Start up the KaleidoTile program on your computers and stop the polyhedron in the Tiling window from spinning. In the Symmetry Group window, choose the button labeled
(2, 3, 6). The resulting pattern tiles the plane. In the Basepoint window, move the base point to the center dot.

Find as many lines of reflection as you can in the pattern in the Tiling window. If you would like a hard copy of the pattern on which to sketch, choose Print in the File menu when you are in KaleidoTile.
When you have finished, choose dual edges from the What to Draw window. Dual edges appear in the pattern.
What is another name for these lines?

Without changing KaleidoTile's settings, complete the following exercises.

Definition: In KaleidoTile, the base triangle is the triangle with the darkest outline.

FIG.1
The triangles adjacent to the base triangle are the darkest triangles in this figure.

How are the triangles adjacent to the base triangle like the base triangle, and how are they different?
KaleidoTile starts with the base triangle and uses it to tile the plane. Explain why this base triangle has the same name as the "base triangle" we used when experimenting with the mirrors in Lesson 13.
Check your answer: Click on Demo under the Help menu at the top of the screen. Were you right?

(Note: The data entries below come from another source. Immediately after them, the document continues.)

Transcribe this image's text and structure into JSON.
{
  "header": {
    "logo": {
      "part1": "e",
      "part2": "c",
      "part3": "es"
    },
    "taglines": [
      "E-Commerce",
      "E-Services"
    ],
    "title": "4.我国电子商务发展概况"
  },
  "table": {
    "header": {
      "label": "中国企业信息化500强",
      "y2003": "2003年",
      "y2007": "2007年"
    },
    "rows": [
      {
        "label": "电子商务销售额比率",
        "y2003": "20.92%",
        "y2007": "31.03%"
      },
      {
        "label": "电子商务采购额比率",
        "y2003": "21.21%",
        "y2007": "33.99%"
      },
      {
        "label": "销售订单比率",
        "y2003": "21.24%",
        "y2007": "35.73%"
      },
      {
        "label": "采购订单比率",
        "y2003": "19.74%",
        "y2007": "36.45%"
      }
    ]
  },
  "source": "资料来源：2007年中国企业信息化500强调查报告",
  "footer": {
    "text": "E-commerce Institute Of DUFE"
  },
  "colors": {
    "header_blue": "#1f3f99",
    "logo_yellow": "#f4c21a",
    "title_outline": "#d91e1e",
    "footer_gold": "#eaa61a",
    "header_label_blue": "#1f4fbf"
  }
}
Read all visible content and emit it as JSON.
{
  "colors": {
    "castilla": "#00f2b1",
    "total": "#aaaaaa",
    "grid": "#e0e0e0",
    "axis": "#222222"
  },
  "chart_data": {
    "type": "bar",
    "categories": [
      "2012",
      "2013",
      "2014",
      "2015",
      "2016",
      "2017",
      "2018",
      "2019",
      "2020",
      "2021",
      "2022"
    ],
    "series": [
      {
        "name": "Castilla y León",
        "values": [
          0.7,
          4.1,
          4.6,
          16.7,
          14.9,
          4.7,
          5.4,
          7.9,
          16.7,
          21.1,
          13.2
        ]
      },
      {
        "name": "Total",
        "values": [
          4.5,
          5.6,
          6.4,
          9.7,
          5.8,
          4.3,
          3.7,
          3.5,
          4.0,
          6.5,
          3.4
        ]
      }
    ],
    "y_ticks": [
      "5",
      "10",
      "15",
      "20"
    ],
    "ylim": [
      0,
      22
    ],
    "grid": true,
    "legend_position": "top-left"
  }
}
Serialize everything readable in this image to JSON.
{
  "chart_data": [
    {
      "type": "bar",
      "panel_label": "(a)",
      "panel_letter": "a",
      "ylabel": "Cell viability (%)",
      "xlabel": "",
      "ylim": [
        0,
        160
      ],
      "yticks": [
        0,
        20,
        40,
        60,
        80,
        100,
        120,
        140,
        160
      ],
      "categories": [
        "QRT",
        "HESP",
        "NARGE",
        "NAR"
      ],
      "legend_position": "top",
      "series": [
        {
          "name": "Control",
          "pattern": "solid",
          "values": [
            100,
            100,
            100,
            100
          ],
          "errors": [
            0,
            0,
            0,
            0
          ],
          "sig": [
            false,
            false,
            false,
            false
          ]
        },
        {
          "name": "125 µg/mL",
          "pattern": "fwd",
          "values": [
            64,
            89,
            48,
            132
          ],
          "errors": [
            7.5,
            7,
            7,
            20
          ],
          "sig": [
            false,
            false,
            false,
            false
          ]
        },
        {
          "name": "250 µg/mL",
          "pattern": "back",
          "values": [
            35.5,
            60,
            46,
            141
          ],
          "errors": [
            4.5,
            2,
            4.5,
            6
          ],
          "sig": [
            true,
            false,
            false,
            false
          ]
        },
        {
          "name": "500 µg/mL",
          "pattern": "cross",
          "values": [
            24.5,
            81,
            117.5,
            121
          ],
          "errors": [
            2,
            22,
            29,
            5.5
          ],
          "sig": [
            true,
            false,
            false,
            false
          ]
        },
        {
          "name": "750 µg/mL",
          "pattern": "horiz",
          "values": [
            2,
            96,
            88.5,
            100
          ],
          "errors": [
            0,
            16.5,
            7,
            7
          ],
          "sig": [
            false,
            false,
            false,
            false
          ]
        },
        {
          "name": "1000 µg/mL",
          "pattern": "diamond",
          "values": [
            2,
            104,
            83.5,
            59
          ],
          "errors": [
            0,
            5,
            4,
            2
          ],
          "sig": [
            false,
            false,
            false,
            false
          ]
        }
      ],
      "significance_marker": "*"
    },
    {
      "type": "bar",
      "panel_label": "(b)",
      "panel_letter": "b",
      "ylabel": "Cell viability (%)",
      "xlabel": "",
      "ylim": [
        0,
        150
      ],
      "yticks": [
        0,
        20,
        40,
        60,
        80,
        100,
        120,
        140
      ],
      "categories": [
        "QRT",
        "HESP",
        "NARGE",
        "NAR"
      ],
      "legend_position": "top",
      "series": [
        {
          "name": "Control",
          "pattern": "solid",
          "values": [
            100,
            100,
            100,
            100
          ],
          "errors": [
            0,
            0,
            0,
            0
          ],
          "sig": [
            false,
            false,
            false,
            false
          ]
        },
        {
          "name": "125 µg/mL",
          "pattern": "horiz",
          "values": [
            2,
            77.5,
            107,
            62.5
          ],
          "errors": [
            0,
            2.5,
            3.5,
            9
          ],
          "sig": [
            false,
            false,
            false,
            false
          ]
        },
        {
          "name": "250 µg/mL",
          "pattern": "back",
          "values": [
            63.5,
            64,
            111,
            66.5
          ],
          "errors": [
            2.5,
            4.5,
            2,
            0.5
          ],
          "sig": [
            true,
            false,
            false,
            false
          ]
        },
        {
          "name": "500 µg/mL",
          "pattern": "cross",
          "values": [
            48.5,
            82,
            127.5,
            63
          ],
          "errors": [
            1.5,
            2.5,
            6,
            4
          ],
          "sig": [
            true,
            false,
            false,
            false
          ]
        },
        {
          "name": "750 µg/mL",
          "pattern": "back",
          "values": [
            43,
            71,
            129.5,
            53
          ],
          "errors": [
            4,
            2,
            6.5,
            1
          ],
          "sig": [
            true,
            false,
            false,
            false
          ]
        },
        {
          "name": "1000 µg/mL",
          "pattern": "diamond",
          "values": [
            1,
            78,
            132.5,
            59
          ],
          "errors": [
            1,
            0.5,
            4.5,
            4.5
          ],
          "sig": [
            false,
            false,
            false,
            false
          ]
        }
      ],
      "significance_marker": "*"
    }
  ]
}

Notice that each vertex of the base triangle touches a number of similar triangles.

Example

For each of the three vertices, count how many triangles meet at that vertex. The current pattern has 12 triangles at the left-most vertex, 4 at the middle vertex, and 6 at the left-most vertex. Start a table recording this information.
Create four different patterns by moving the base point, but without changing the symmetry group. For each pattern, count the number of triangles meeting at each vertex. Add this information to the table.
Examine your table. What is the pattern? What relation do these numbers have to the triple (2, 3, 6)?

In the More Symmetry Groups window, choose the settings ¼ / 2, ¼ / 4, ¼ / 4 and hit Set. Make sure the dual edges remain on.

Repeat what you did above, but with this new symmetry group. Specifically,

Look at four different patterns by moving the base point, but without changing the symmetry group.
For each pattern, count the number of triangles meeting at each vertex of the base triangle. Create another table recording your information. Here is a pattern to get you started; 8 triangles meet at each of the right and left vertices of the base triangle, and 4 meet at the middle vertex.

How do these numbers relate to the triple (2, 4, 4)? Compare the two tables. What is the pattern?

Challenge topic

Measure the angles of the base triangle.

How do these numbers relate to the triple (2, 4, 4)?
How do they relate to the number of triangles meeting at each vertex?
What is the sum of these angles?
What happens to these angles if you move the base point around, but do not change symmetry groups?

Return to the Symmetry Group (2, 3, 4), and measure the angles of the base triangle.

How do these numbers relate to the triple (2, 3, 4)?
For any particular pattern, what is the relationship between the angles of the base triangle and the symmetry group name?
What is the sum of the angles for any base triangle in the (2, 3, 4) symmetry group?

Predict which symmetry groups will result in a planar pattern.Check your answer by selecting these symmetry groups on KaleidoTile.